La neutralización ocurre cuando los anticuerpos se unen a zonas específicas de las exotoxinas
bacterianas (sustancias químicas secretadas por las bacterias) o virus que pueden causar daño
celular. De esta manera, bloquean los efectos nocivos de la exotoxina o del virus.
Debido a que los anticuerpos tienen más de una zona de enlace a antígenos, pueden unirse a más de
uno a la vez; en consecuencia, los complejos antígeno-anticuerpo se entrecruzan en grandes redes.
Cuando el enlace cruzado implica antígenos ligados a células, el proceso causa la aglomeración de
células extrañas; este proceso se denomina aglutinación. Este tipo de reacción antígeno-anticuerpo
se produce en la transfusión de sangre incompatible (las células de sangre extraña se aglutinan) y es
la base de todas las pruebas utilizadas para la tipificación de la sangre. Cuando el enlace cruzado
afecta a moléculas de antígeno solubles, el complejo antígeno-anticuerpo resultante es de tal tamaño
que se vuelve insoluble y se separa de la solución. Esta reacción de enlace cruzado se denomina
más específicamente precipitación. No hay duda de que las bacterias aglutinadas y las moléculas de
antígeno inmovilizadas (precipitadas) son mucho más fáciles de capturar y tragar por los fagocitos
del organismo que los antígenos que se mueven libremente.
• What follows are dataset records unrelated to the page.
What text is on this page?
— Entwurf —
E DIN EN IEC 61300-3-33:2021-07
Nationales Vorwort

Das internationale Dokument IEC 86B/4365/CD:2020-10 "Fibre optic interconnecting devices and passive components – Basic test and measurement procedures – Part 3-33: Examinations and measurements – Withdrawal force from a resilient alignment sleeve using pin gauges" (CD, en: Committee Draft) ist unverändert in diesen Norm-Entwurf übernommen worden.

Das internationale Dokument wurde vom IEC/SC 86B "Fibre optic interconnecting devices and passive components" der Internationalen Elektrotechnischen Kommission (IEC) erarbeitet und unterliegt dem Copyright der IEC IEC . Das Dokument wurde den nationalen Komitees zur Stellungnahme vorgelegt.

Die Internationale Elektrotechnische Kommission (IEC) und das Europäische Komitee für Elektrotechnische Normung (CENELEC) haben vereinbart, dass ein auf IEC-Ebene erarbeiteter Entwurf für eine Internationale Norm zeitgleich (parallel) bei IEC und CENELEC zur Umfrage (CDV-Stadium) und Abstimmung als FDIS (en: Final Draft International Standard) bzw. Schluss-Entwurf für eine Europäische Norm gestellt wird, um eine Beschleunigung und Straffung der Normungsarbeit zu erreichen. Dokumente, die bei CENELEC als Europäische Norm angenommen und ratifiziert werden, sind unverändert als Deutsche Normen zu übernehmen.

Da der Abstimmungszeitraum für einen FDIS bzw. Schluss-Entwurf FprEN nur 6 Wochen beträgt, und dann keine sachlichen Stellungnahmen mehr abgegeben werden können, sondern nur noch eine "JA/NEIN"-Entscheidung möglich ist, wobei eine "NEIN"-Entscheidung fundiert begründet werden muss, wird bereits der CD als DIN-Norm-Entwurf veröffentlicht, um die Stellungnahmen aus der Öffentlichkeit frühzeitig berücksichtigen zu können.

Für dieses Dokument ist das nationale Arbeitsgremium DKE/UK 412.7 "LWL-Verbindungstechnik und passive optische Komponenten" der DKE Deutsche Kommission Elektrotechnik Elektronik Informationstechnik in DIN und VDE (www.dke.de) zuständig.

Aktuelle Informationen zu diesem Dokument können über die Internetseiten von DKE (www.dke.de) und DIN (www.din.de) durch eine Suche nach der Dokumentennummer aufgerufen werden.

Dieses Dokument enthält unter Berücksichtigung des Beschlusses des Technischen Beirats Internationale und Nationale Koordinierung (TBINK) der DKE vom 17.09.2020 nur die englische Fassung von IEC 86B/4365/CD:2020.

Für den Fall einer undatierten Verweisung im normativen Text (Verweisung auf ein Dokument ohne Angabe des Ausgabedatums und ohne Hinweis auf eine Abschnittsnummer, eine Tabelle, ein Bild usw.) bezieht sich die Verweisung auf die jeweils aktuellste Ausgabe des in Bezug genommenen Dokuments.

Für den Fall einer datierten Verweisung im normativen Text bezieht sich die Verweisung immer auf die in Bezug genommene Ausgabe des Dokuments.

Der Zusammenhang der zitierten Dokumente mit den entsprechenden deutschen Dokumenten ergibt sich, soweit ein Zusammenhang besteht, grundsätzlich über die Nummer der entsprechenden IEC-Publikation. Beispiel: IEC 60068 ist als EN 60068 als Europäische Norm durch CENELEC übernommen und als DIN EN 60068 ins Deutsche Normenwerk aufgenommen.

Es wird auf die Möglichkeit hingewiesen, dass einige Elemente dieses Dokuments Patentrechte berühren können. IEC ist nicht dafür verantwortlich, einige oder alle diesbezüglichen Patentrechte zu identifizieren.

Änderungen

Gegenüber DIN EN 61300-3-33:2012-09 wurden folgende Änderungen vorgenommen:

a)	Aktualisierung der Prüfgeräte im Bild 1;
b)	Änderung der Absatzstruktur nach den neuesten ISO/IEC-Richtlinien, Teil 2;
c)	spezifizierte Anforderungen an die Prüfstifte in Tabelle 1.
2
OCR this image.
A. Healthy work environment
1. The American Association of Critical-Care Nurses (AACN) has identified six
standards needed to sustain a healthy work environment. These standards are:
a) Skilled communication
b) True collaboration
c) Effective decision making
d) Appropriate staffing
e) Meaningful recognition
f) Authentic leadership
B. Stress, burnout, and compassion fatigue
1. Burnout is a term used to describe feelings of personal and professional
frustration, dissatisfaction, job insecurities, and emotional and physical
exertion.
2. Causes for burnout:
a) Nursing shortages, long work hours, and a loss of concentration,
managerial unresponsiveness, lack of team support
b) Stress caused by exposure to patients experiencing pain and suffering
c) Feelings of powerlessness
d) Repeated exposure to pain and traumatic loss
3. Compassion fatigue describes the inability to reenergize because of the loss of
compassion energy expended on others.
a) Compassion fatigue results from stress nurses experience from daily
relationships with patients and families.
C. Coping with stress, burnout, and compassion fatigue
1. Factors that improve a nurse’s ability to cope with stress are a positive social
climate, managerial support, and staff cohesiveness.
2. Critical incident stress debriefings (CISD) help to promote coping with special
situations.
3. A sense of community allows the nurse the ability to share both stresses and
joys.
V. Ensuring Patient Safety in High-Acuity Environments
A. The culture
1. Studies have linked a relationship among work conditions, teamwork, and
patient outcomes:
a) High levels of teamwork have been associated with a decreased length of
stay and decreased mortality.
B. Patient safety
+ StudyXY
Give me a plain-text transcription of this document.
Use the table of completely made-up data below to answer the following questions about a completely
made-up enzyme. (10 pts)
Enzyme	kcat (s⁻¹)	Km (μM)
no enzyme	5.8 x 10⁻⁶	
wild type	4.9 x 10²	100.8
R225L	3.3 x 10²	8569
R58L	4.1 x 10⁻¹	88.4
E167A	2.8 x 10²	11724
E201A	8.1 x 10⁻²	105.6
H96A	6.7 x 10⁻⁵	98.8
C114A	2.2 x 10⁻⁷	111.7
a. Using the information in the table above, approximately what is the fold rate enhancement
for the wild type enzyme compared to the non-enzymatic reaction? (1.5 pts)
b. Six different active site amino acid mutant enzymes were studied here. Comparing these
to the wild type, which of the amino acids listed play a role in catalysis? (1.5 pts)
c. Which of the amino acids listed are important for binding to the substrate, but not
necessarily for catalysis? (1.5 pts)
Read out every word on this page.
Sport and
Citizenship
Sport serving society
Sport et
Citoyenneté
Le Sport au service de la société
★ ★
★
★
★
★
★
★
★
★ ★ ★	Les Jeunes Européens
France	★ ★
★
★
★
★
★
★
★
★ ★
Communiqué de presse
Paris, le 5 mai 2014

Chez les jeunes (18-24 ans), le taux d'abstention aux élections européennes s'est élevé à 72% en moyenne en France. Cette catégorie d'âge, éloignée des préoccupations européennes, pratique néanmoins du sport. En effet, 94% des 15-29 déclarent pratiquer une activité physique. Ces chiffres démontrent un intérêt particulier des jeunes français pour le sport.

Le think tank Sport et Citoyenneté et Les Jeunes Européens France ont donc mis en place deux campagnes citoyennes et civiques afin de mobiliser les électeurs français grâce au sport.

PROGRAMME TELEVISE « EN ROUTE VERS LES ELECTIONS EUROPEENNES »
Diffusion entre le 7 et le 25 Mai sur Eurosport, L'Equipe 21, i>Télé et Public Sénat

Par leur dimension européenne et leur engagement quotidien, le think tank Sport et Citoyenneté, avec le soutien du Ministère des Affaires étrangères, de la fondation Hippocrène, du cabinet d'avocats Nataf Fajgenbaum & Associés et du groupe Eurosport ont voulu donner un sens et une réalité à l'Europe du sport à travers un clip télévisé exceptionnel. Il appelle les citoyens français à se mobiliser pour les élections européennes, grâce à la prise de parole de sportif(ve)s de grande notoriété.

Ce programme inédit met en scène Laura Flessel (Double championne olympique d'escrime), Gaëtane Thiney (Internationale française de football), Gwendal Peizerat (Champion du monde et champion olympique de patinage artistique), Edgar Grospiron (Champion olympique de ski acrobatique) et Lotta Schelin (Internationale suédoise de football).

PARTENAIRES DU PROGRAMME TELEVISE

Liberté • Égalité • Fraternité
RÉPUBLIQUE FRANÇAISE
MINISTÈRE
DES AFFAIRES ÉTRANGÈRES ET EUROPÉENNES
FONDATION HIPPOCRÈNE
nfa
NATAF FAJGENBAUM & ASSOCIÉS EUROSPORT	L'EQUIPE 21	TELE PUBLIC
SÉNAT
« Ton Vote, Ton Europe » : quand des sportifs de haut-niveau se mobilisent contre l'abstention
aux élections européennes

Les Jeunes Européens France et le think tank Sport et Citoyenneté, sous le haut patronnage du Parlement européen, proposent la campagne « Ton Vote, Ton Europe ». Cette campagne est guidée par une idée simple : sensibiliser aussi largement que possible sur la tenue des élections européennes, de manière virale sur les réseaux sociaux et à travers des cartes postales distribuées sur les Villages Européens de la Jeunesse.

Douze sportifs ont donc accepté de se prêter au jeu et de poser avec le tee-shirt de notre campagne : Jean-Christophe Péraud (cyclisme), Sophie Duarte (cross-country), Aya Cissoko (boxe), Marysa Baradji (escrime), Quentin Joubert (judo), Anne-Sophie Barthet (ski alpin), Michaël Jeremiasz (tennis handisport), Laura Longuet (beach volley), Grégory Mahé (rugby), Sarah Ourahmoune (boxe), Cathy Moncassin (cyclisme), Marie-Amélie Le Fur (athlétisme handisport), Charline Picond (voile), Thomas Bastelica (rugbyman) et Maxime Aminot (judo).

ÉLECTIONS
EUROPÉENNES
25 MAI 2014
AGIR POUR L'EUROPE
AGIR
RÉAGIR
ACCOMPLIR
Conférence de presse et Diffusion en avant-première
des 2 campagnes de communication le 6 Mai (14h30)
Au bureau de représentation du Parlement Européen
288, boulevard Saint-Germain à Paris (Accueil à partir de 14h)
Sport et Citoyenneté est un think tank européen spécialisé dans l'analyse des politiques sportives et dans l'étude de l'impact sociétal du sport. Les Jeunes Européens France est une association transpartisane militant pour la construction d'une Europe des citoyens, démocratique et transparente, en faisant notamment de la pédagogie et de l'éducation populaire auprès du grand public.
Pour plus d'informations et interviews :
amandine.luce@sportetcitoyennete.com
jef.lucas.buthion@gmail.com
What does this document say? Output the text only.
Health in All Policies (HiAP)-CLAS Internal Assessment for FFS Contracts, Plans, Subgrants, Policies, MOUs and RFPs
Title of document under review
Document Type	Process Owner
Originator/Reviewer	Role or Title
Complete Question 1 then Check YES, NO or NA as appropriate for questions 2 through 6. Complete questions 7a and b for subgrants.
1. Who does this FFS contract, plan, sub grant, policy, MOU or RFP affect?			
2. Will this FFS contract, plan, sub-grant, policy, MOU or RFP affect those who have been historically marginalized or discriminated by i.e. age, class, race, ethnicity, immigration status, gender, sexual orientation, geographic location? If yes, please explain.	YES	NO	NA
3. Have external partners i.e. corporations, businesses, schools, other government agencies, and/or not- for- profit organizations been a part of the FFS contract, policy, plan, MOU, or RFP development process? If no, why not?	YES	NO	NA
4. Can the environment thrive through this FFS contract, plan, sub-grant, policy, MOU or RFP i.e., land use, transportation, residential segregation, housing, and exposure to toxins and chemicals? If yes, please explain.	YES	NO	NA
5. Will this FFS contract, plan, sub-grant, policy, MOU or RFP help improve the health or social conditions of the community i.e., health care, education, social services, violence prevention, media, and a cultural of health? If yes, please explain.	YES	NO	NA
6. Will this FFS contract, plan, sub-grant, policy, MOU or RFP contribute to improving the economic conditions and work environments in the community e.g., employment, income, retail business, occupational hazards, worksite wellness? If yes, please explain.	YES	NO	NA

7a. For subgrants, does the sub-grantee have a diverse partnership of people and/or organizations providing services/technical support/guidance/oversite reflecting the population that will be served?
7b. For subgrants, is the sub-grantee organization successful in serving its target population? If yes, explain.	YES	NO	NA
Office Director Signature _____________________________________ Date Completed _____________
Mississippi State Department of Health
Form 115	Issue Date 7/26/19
Inmunidad celular (mediada por células)

Es una forma de defensa específica en que los linfocitos T atacan de manera directa y destruyen
células enfermas o externas; y el sistema inmunitario recuerda los antígenos de esos invasores y
evita que causen enfermedades en el futuro. La inmunidad celular emplea cuatro clases de linfocitos
T:
1. Los linfocitos T citotóxicos (TC) son los “efectores” de la inmunidad celular que realizan el
ataque sobre las células externas.
2. Los linfocitos T cooperadores (TH) promueven la acción de los linfocitos TC además de tener
papeles clave en la inmunidad humoral y la resistencia inespecífica. Todos los demás linfocitos T
sólo intervienen en la inmunidad celular.
3. Los linfocitos T reguladores (TR), o T-regs, limitan la respuesta inmunitaria al inhibir la
multiplicación y secreción de citocinas por parte de otros linfocitos T. Aún no se comprende bien su
función; al parecer, son muy importantes en la prevención de las enfermedades autoinmunitarias.
4. Los linfocitos T de memoria (TM) descienden de los TC y son responsables de la memoria en la
inmunidad celular.

Enfermedades autoinmunes

Las enfermedades autoinmunes se presentan cuando el sistema inmunológico no reconoce y


reacciona atacando mediante la producción de anticuerpos y células T los tejidos del propio
organismo.
En las siguientes enfermedades autoinmunes veamos lo que sucede:
-En la diabetes tipo I, los anticuerpos atacan las células del páncreas productoras de insulina (islotes
de Langerhans).
-En la artritis reumatoide, los anticuerpos atacan el tejido conectivo que rodea las articulaciones.
-En la esclerosis múltiple, los anticuerpos afectan a las neuronas del encéfalo y médula espinal.
-En la miastenia grave, los anticuerpos atacan las uniones neuromusculares.